Wed, Nov 11, 2015 - Page 4 News List

CAA disqualifies Global Airlines for service routes to remote destinations

By Shelley Shan  /  Staff reporter

The Civil Aeronautics Administration (CAA) yesterday said that Global Airlines was disqualified from operating flights to remote areas due to its failure to secure the aircraft needed to launch services on time and to offer an alternative solution to ensure that flights would not be disrupted.

Global Airlines in October last year was chosen as the best applicant to operate five routes to remote areas: from Taitung to Orchid Island (Lanyu, 蘭嶼); from Taitung to Green Island (綠島); from Kaohsiung to Cimei (七美); from Kaohsiung to Wangan (望安); and from Magong (馬公) to Cimei.

The company was scheduled to begin operations in January, replacing the current operator, Daily Air.

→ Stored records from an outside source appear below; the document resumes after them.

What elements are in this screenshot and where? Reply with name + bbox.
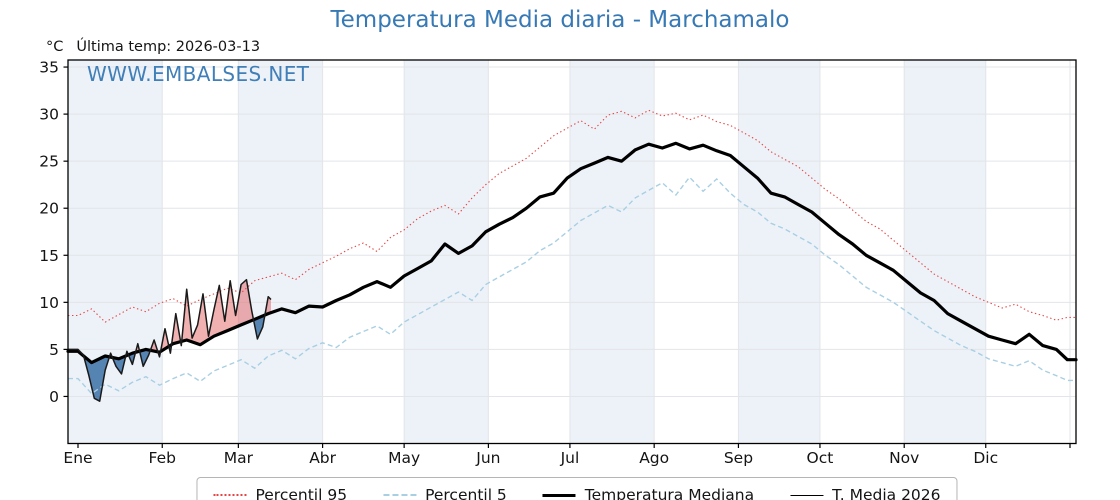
x-tick-label: May [388,449,420,467]
t-media-2026-line [68,278,272,402]
y-axis-units-label: °C [46,39,64,55]
x-tick-label: Nov [889,449,919,467]
x-tick-label: Abr [309,449,336,467]
y-tick-label: 30 [39,106,59,124]
x-tick-label: Oct [807,449,834,467]
fill-above-median [181,279,254,345]
legend-label: T. Media 2026 [832,486,941,500]
y-tick-label: 35 [39,59,59,77]
legend-item-black-thick: Temperatura Mediana [542,486,755,500]
series-lines [66,109,1078,402]
legend-sample-red-dotted [213,494,247,496]
y-tick-label: 10 [39,294,59,312]
legend-item-cyan-dashed: Percentil 5 [383,486,507,500]
chart-subtitle: °C Última temp: 2026-03-13 [46,39,260,55]
y-tick-label: 25 [39,153,59,171]
x-tick-label: Sep [724,449,753,467]
y-tick-label: 5 [49,341,59,359]
legend-item-black-thin: T. Media 2026 [790,486,941,500]
x-tick-label: Jul [560,449,580,467]
x-tick-label: Ene [63,449,92,467]
gridlines [68,60,1076,444]
y-tick-label: 0 [49,388,59,406]
x-tick-label: Feb [149,449,176,467]
legend-label: Percentil 95 [255,486,348,500]
month-bands [68,60,986,444]
legend-sample-black-thin [790,494,824,496]
x-tick-label: Ago [639,449,669,467]
plot-border [67,59,1077,445]
legend-label: Percentil 5 [425,486,507,500]
mediana-line [66,141,1078,365]
last-temp-label: Última temp: 2026-03-13 [76,39,261,55]
y-tick-label: 15 [39,247,59,265]
legend-label: Temperatura Mediana [584,486,755,500]
legend-item-red-dotted: Percentil 95 [213,486,347,500]
legend-sample-cyan-dashed [383,494,417,496]
legend-sample-black-thick [542,493,576,497]
x-tick-label: Mar [224,449,254,467]
y-tick-label: 20 [39,200,59,218]
fill-below-median [83,356,110,402]
x-tick-label: Dic [973,449,998,467]
chart-title: Temperatura Media diaria - Marchamalo [330,7,790,33]
axis-ticks-and-labels: 0 5 10 15 20 25 30 35 Ene Feb Mar Abr May Jun Jul Ago Se… [39,59,1071,467]
chart-legend: Percentil 95 Percentil 5 Temperatura Media… [196,477,958,500]
x-tick-label: Jun [475,449,500,467]
fill-above-median [171,313,181,345]
fill-above-median [150,340,158,352]
watermark-text: WWW.EMBALSES.NET [87,62,310,86]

However, the airline asked to postpone the launch of the services because of funding issues.

The agency asked the airline to submit a plan on how it aimed to address funding and other relevant issues.

CAA Air Transport Division Director Han Chen-hua (韓振華) yesterday confirmed that Global Airlines’ plan was officially rejected by the agency.

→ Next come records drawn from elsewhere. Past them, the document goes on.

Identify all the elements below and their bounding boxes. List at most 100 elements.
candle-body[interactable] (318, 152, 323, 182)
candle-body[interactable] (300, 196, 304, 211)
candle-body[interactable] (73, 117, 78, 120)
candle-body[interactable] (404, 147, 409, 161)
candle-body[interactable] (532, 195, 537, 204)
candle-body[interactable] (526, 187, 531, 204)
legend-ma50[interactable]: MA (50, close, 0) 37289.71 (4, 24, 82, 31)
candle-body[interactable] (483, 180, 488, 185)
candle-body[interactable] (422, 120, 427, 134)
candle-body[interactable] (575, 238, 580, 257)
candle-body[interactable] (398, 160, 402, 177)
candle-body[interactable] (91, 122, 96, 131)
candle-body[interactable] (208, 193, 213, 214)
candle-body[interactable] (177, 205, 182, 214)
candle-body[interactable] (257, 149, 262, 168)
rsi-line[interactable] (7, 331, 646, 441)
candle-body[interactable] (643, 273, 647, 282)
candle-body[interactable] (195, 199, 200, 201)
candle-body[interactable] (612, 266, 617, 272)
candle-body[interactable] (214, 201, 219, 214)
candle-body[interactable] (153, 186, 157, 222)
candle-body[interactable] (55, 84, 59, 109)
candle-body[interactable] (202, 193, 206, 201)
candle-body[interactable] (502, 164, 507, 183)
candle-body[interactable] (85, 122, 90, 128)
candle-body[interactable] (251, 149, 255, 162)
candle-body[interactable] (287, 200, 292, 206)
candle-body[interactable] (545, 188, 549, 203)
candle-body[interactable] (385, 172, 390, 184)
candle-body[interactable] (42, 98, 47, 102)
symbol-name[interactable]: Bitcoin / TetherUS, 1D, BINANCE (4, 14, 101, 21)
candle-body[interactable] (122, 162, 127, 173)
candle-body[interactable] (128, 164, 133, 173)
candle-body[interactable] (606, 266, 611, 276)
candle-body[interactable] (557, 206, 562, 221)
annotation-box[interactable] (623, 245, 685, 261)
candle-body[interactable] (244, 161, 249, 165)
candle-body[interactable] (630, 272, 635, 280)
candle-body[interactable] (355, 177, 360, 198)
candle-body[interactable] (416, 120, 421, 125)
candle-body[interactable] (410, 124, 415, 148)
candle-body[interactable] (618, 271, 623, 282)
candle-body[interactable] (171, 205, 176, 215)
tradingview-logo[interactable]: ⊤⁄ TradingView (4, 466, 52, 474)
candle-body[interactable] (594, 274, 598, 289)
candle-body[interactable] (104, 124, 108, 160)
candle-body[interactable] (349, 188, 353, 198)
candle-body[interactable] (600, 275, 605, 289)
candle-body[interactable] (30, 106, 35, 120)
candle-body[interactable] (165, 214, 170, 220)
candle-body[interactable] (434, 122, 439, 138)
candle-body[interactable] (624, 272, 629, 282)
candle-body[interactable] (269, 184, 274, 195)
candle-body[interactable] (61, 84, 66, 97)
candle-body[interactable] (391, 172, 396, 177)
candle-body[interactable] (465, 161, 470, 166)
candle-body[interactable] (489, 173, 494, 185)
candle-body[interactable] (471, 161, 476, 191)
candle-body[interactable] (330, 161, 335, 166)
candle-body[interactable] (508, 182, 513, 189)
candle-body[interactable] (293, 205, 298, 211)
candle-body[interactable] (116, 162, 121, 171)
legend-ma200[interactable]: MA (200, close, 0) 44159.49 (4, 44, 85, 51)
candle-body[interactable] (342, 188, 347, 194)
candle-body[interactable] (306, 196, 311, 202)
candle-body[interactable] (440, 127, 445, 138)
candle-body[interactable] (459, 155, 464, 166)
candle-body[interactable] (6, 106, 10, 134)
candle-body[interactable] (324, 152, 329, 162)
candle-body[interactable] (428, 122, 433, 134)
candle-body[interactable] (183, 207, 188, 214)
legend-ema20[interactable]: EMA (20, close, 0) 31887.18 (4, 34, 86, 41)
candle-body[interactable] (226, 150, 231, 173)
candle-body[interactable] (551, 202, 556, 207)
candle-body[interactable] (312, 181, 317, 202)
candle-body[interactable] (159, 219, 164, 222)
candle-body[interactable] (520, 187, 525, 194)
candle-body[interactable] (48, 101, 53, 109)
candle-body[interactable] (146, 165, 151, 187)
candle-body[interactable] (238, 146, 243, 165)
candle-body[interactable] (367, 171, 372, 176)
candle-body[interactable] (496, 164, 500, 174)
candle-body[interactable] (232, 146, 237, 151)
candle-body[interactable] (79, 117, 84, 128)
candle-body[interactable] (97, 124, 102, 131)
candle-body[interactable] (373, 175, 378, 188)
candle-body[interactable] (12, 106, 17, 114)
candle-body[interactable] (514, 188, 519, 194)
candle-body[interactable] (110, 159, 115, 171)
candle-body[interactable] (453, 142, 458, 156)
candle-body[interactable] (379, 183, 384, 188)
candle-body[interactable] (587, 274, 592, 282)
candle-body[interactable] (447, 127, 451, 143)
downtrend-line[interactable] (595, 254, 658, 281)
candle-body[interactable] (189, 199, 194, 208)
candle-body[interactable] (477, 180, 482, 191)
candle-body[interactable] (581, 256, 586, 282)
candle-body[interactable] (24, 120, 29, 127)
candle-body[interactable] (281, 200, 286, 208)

“The plan did not match the company’s original business plan, and the solutions the firm proposed to solve the problems caused by the delayed launch of its operations would disrupt normal operations on these five routes,” he said.

“The CAA then sent an official notice to Global on Friday last week, informing the company that its qualification to operate these flight routes had been canceled,” Han said. “It has been given seven days to respond to the ruling.”

The CAA said Daily Air would resume operations on the five routes as the second-best applicant after the administrative procedures to disqualify Global Airlines are completed.

Global Airlines chairman Chu Chih-peng (朱志鵬) said the company was given until Monday next week to respond to the ruling.

However, the CAA had already ruled out the company’s involvement before the deadline, which is “ridiculous,” Chu said, adding that the firm has not ruled out the possibility of filing lawsuits against the CAA.

Chu accused the agency of breaking the law.

When the company bid for the contract to operate on the routes, the distance of the runway on Green Island was listed as 992m, Chu said.

The listed runway length was shortened to 917m after bidding was complete, which might create conditions that would leave the company’s ATR 42 aircraft unable to safely land on the island, he said, adding that the CAA’s unexpected change led to banks’ withdrawals of their loan offers.

Both the minister of transportation and communications and the director-general of the CAA had said that Global Airlines could postpone commencement of its operations for no more than six months, Chu said.

However, both men were only interested in securing their offices by promising that flights to outlying islands would not be suspended in January, Chu said.

It was a political decision that left Global as the scapegoat, he added.